I make things of words
because I don’t know what to make of myself.
I bend them and shape them,
shove them here and there,
soften the edges and shave off the extra,
twist them and turn them,
stitch them together with logic I learned in geometry class
and grammar I learned in French class
and shreds of nonsense I learned everywhere else,
the same way that my dad and my uncles can take a block of wood
and breathe it to life.

Sometimes it feels lucky
and sometimes it feels cursed.
I always hear in my head (dad’s voice), “Leave well enough alone,”

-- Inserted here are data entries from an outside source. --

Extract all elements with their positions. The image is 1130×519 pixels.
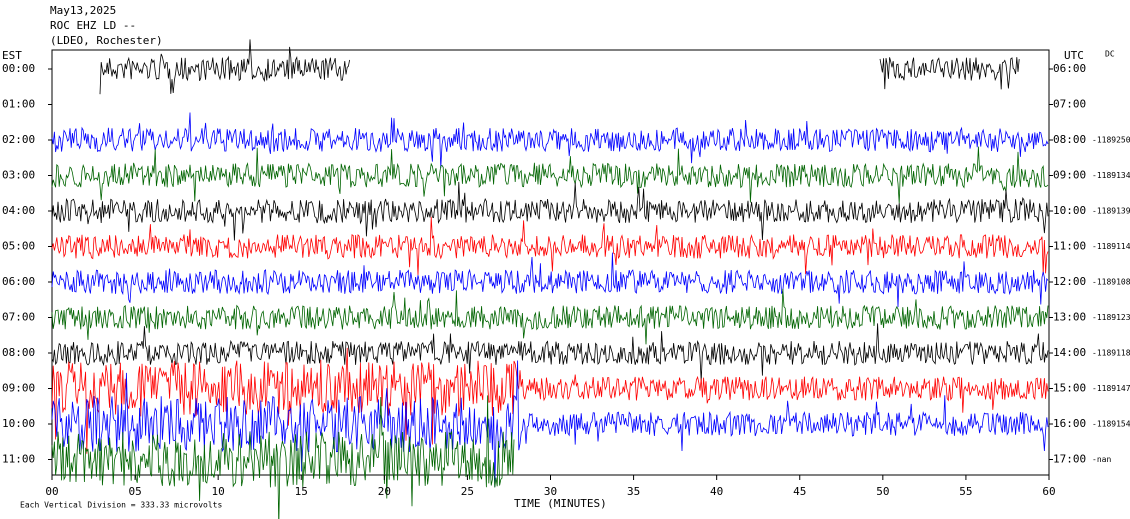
x-tick-label: 05	[128, 485, 141, 498]
trace	[99, 39, 350, 95]
station: ROC EHZ LD --	[50, 19, 136, 32]
left-time: 08:00	[2, 346, 35, 359]
x-tick-label: 45	[793, 485, 806, 498]
network: (LDEO, Rochester)	[50, 34, 163, 47]
left-zone: EST	[2, 49, 22, 62]
trace	[51, 288, 1049, 345]
left-time: 07:00	[2, 311, 35, 324]
right-time: 06:00	[1053, 62, 1086, 75]
x-label: TIME (MINUTES)	[514, 497, 607, 510]
trace	[51, 395, 515, 519]
dc-value: -1189118	[1092, 349, 1130, 358]
left-time: 03:00	[2, 169, 35, 182]
trace	[51, 323, 1049, 382]
dc-value: -nan	[1092, 455, 1111, 464]
trace	[51, 360, 1049, 488]
left-time: 01:00	[2, 98, 35, 111]
dc-heading: DC	[1105, 50, 1115, 59]
trace	[51, 347, 1049, 454]
x-tick-label: 00	[45, 485, 58, 498]
left-time: 05:00	[2, 240, 35, 253]
x-tick-label: 50	[876, 485, 889, 498]
x-tick-label: 55	[959, 485, 972, 498]
dc-value: -1189139	[1092, 207, 1130, 216]
x-tick-label: 30	[544, 485, 557, 498]
x-tick-label: 15	[295, 485, 308, 498]
date: May13,2025	[50, 4, 116, 17]
x-tick-label: 60	[1042, 485, 1055, 498]
right-time: 14:00	[1053, 346, 1086, 359]
traces	[51, 39, 1049, 519]
right-time: 13:00	[1053, 311, 1086, 324]
x-tick-label: 40	[710, 485, 723, 498]
dc-value: -1189123	[1092, 313, 1130, 322]
trace	[51, 146, 1049, 204]
dc-value: -1189154	[1092, 420, 1130, 429]
x-tick-label: 25	[461, 485, 474, 498]
left-time: 09:00	[2, 382, 35, 395]
right-time: 12:00	[1053, 275, 1086, 288]
trace	[51, 252, 1049, 308]
right-time: 09:00	[1053, 169, 1086, 182]
left-time: 06:00	[2, 275, 35, 288]
right-time: 15:00	[1053, 382, 1086, 395]
trace	[51, 181, 1049, 241]
dc-value: -1189134	[1092, 171, 1130, 180]
left-time: 11:00	[2, 453, 35, 466]
trace	[51, 216, 1049, 276]
x-tick-label: 20	[378, 485, 391, 498]
footer: Each Vertical Division = 333.33 microvol…	[20, 501, 222, 510]
dc-value: -1189108	[1092, 278, 1130, 287]
dc-value: -1189147	[1092, 384, 1130, 393]
left-time: 10:00	[2, 417, 35, 430]
left-time: 00:00	[2, 62, 35, 75]
left-time: 04:00	[2, 204, 35, 217]
right-time: 16:00	[1053, 417, 1086, 430]
right-time: 08:00	[1053, 133, 1086, 146]
right-zone: UTC	[1064, 49, 1084, 62]
x-tick-label: 35	[627, 485, 640, 498]
dc-value: -1189250	[1092, 136, 1130, 145]
left-time: 02:00	[2, 133, 35, 146]
x-tick-label: 10	[212, 485, 225, 498]
right-time: 07:00	[1053, 98, 1086, 111]
dc-value: -1189114	[1092, 242, 1130, 251]
trace	[879, 57, 1020, 90]
right-time: 10:00	[1053, 204, 1086, 217]
right-time: 11:00	[1053, 240, 1086, 253]
right-time: 17:00	[1053, 453, 1086, 466]
trace	[51, 112, 1049, 169]
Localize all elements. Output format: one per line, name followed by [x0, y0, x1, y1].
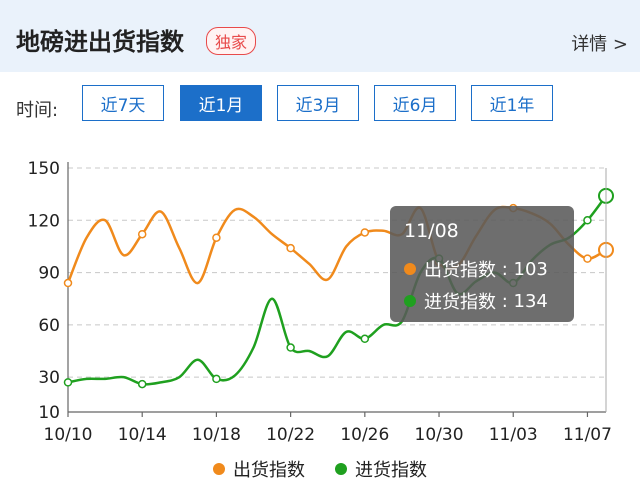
range-7d-button[interactable]: 近7天	[82, 85, 164, 121]
tooltip-in-value: 134	[513, 290, 548, 312]
in-series-point	[583, 216, 592, 225]
legend-in-label: 进货指数	[355, 460, 427, 481]
in-series-point	[212, 374, 221, 384]
tooltip-out-dot	[404, 263, 416, 275]
legend-out-dot	[213, 463, 225, 475]
tooltip-out-label: 出货指数	[424, 260, 496, 281]
in-series-point	[286, 343, 295, 352]
chart-tooltip: 11/08 出货指数 : 103 进货指数 : 134	[390, 206, 574, 322]
y-tick-label: 120	[28, 211, 60, 231]
page-title: 地磅进出货指数	[16, 28, 184, 56]
tooltip-row-in: 进货指数 : 134	[404, 288, 548, 314]
y-tick-label: 60	[38, 316, 60, 336]
tooltip-out-value: 103	[513, 258, 548, 280]
range-1y-button[interactable]: 近1年	[471, 85, 553, 121]
x-tick-label: 10/10	[44, 425, 93, 445]
tooltip-out-sep: :	[496, 258, 514, 280]
y-tick-label: 150	[28, 159, 60, 179]
x-tick-label: 10/18	[192, 425, 241, 445]
x-tick-label: 11/03	[489, 425, 538, 445]
out-series-point	[286, 243, 295, 253]
legend-in-dot	[335, 463, 347, 475]
legend-item-in[interactable]: 进货指数	[335, 456, 427, 482]
y-tick-label: 10	[38, 403, 60, 423]
range-1m-button[interactable]: 近1月	[180, 85, 262, 121]
in-series-point	[137, 379, 147, 389]
tooltip-in-dot	[404, 295, 416, 307]
out-series-point	[583, 254, 592, 263]
time-filter-label: 时间:	[16, 100, 59, 121]
x-tick-label: 11/07	[563, 425, 612, 445]
tooltip-date: 11/08	[404, 220, 459, 242]
out-series-point	[360, 228, 370, 237]
tooltip-in-label: 进货指数	[424, 292, 496, 313]
in-series-point	[63, 378, 73, 387]
x-tick-label: 10/22	[266, 425, 315, 445]
legend-item-out[interactable]: 出货指数	[213, 456, 305, 482]
legend-out-label: 出货指数	[233, 460, 305, 481]
x-tick-label: 10/14	[118, 425, 167, 445]
in-series-point	[360, 334, 370, 344]
tooltip-in-sep: :	[496, 290, 514, 312]
header-bar: 地磅进出货指数 独家 详情 >	[0, 0, 640, 72]
detail-link[interactable]: 详情 >	[571, 34, 628, 55]
range-6m-button[interactable]: 近6月	[374, 85, 456, 121]
exclusive-badge: 独家	[206, 27, 257, 55]
out-series-point	[137, 229, 147, 239]
range-3m-button[interactable]: 近3月	[277, 85, 359, 121]
chart-legend: 出货指数 进货指数	[0, 456, 640, 482]
x-tick-label: 10/30	[415, 425, 464, 445]
out-series-point	[212, 233, 221, 242]
y-tick-label: 90	[38, 264, 60, 284]
out-series-point	[63, 278, 73, 288]
x-tick-label: 10/26	[340, 425, 389, 445]
tooltip-row-out: 出货指数 : 103	[404, 256, 548, 282]
y-tick-label: 30	[38, 368, 60, 388]
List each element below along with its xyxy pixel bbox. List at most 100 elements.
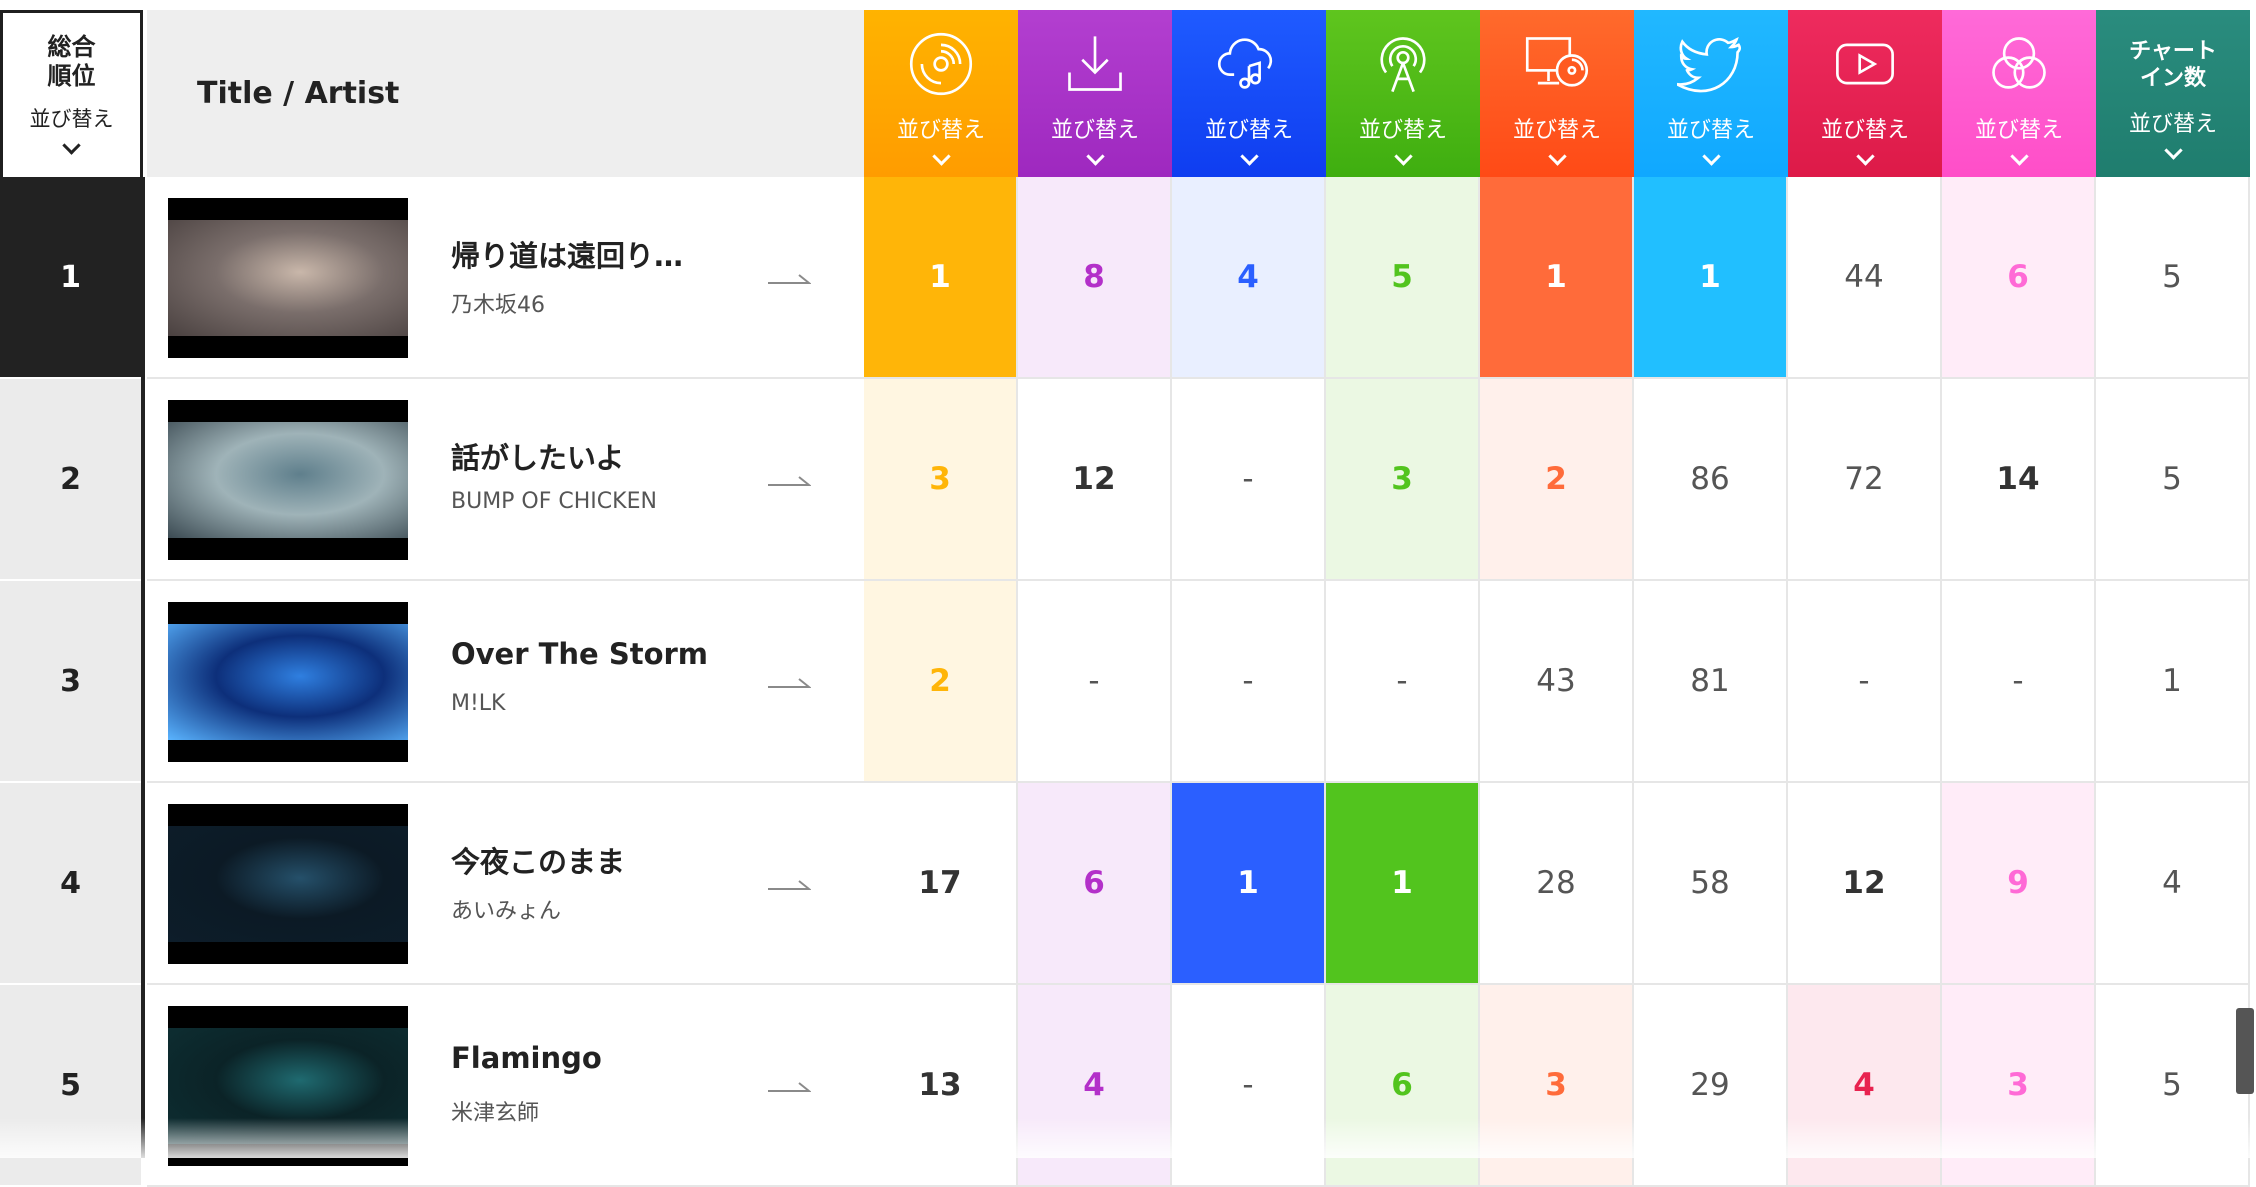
rank-cell-twitter: 58: [1634, 783, 1788, 985]
column-header-chart-in[interactable]: チャート イン数並び替え: [2096, 10, 2250, 177]
trend-arrow-icon: [767, 1077, 812, 1097]
rank-cell-radio: 3: [1326, 379, 1480, 581]
song-artist[interactable]: あいみょん: [451, 899, 562, 924]
rank-cell-cd: 17: [864, 783, 1018, 985]
column-header-streaming[interactable]: 並び替え: [1172, 10, 1326, 177]
rank-cell-youtube: 72: [1788, 379, 1942, 581]
rank-cell-twitter: 1: [1634, 177, 1788, 379]
rank-cell-streaming: -: [1172, 985, 1326, 1187]
rank-cell-gyao: 14: [1942, 379, 2096, 581]
song-artist[interactable]: 米津玄師: [451, 1101, 540, 1126]
rank-cell-download: 6: [1018, 783, 1172, 985]
rank-cell-pc-lookup: 28: [1480, 783, 1634, 985]
video-thumbnail[interactable]: [168, 804, 408, 964]
rank-cell-radio: 5: [1326, 177, 1480, 379]
rank-number: 2: [0, 379, 141, 581]
chevron-down-icon: [2009, 147, 2029, 166]
rank-cell-streaming: 1: [1172, 783, 1326, 985]
song-row[interactable]: 話がしたいよ BUMP OF CHICKEN: [147, 379, 864, 581]
sort-label: 並び替え: [1358, 118, 1447, 143]
video-thumbnail[interactable]: [168, 400, 408, 560]
rank-column-border: [141, 177, 145, 1158]
rank-cell-chart-in: 5: [2096, 379, 2250, 581]
sort-label: 並び替え: [1666, 118, 1755, 143]
song-title[interactable]: 今夜このまま: [451, 845, 626, 879]
scrollbar-thumb[interactable]: [2236, 1008, 2254, 1094]
rank-cell-streaming: -: [1172, 581, 1326, 783]
trend-arrow-icon: [767, 471, 812, 491]
rank-number: 3: [0, 581, 141, 783]
download-icon: [1061, 30, 1129, 98]
rank-title-line1: 総合: [47, 33, 96, 61]
trend-arrow-icon: [767, 875, 812, 895]
song-row[interactable]: 今夜このままあいみょん: [147, 783, 864, 985]
song-title[interactable]: 話がしたいよ: [451, 441, 625, 475]
sort-label: 並び替え: [1974, 118, 2063, 143]
chevron-down-icon: [1085, 147, 1105, 166]
cloud-music-icon: [1215, 30, 1283, 98]
column-header-pc-lookup[interactable]: 並び替え: [1480, 10, 1634, 177]
rank-cell-twitter: 86: [1634, 379, 1788, 581]
rank-cell-cd: 2: [864, 581, 1018, 783]
rank-cell-youtube: 4: [1788, 985, 1942, 1187]
thumbnail-image: [168, 826, 408, 942]
column-header-radio[interactable]: 並び替え: [1326, 10, 1480, 177]
circles-icon: [1985, 30, 2053, 98]
twitter-bird-icon: [1677, 30, 1745, 98]
song-title[interactable]: 帰り道は遠回り…: [451, 239, 684, 273]
chevron-down-icon: [1547, 147, 1567, 166]
rank-sort-header[interactable]: 総合 順位 並び替え: [0, 10, 143, 177]
ranking-chart: 総合 順位 並び替え Title / Artist 並び替え 並び替え 並び替え 並び替え 並び…: [0, 10, 2250, 1187]
chevron-down-icon: [62, 136, 81, 155]
rank-cell-youtube: 12: [1788, 783, 1942, 985]
song-title[interactable]: Over The Storm: [451, 637, 709, 671]
song-row[interactable]: Flamingo 米津玄師: [147, 985, 864, 1187]
sort-label: 並び替え: [2128, 112, 2217, 137]
song-row[interactable]: 帰り道は遠回り… 乃木坂46: [147, 177, 864, 379]
rank-cell-twitter: 81: [1634, 581, 1788, 783]
rank-cell-pc-lookup: 1: [1480, 177, 1634, 379]
rank-title-line2: 順位: [47, 62, 96, 90]
video-thumbnail[interactable]: [168, 602, 408, 762]
rank-cell-download: 8: [1018, 177, 1172, 379]
chevron-down-icon: [1701, 147, 1721, 166]
column-header-youtube[interactable]: 並び替え: [1788, 10, 1942, 177]
song-title[interactable]: Flamingo: [451, 1041, 602, 1075]
rank-cell-twitter: 29: [1634, 985, 1788, 1187]
chevron-down-icon: [1239, 147, 1259, 166]
rank-cell-cd: 13: [864, 985, 1018, 1187]
rank-cell-radio: 1: [1326, 783, 1480, 985]
thumbnail-image: [168, 220, 408, 336]
rank-number: 4: [0, 783, 141, 985]
rank-cell-chart-in: 5: [2096, 985, 2250, 1187]
song-artist[interactable]: BUMP OF CHICKEN: [451, 489, 657, 514]
rank-cell-pc-lookup: 2: [1480, 379, 1634, 581]
video-thumbnail[interactable]: [168, 1006, 408, 1166]
song-artist[interactable]: 乃木坂46: [451, 293, 545, 318]
column-header-gyao[interactable]: 並び替え: [1942, 10, 2096, 177]
column-header-download[interactable]: 並び替え: [1018, 10, 1172, 177]
column-header-cd[interactable]: 並び替え: [864, 10, 1018, 177]
chevron-down-icon: [931, 147, 951, 166]
pc-disc-icon: [1523, 30, 1591, 98]
rank-cell-streaming: -: [1172, 379, 1326, 581]
song-artist[interactable]: M!LK: [451, 691, 506, 716]
column-header-twitter[interactable]: 並び替え: [1634, 10, 1788, 177]
rank-cell-chart-in: 1: [2096, 581, 2250, 783]
rank-cell-radio: -: [1326, 581, 1480, 783]
radio-broadcast-icon: [1369, 30, 1437, 98]
rank-cell-youtube: 44: [1788, 177, 1942, 379]
trend-arrow-icon: [767, 673, 812, 693]
rank-sort-label: 並び替え: [29, 107, 114, 131]
sort-label: 並び替え: [1820, 118, 1909, 143]
column-title-chart-in: チャート イン数: [2129, 38, 2217, 92]
rank-header-title: 総合 順位: [48, 33, 96, 91]
rank-cell-youtube: -: [1788, 581, 1942, 783]
video-thumbnail[interactable]: [168, 198, 408, 358]
sort-label: 並び替え: [896, 118, 985, 143]
thumbnail-image: [168, 422, 408, 538]
song-row[interactable]: Over The Storm M!LK: [147, 581, 864, 783]
rank-cell-download: 4: [1018, 985, 1172, 1187]
rank-cell-pc-lookup: 3: [1480, 985, 1634, 1187]
trend-arrow-icon: [767, 269, 812, 289]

But I can’t–there is always more pecking to be done.
Songs and poems are easier because I don’t have to think as much.
They are like a shortcut to an emotional well inside me
that most days stays tamped down, mostly–
but in a poem, I don’t have to explain it
and in a song, I don’t have to sing it, because–
well, because I don’t sing, but also because–
It just is . . . and yet, once it is out,
the tinkering begins.

I’m not obsessive about it,
but I am possessive of it.
I used to worry a lot about meter and rhyme
but I don’t any more.
I don’t have time, and I don’t think it matters, really,
religious adherence to this form or that,
but it used to matter to me a lot. I mean,
I really worked at it, when I did it–but no more.
Now I save that kind of thing for what I am paid to write,
the articles and blogs and web pages and marketing stuff–
and that’s OK. But still–
the thing is,
I make things of words
because I don’t know what to make of myself.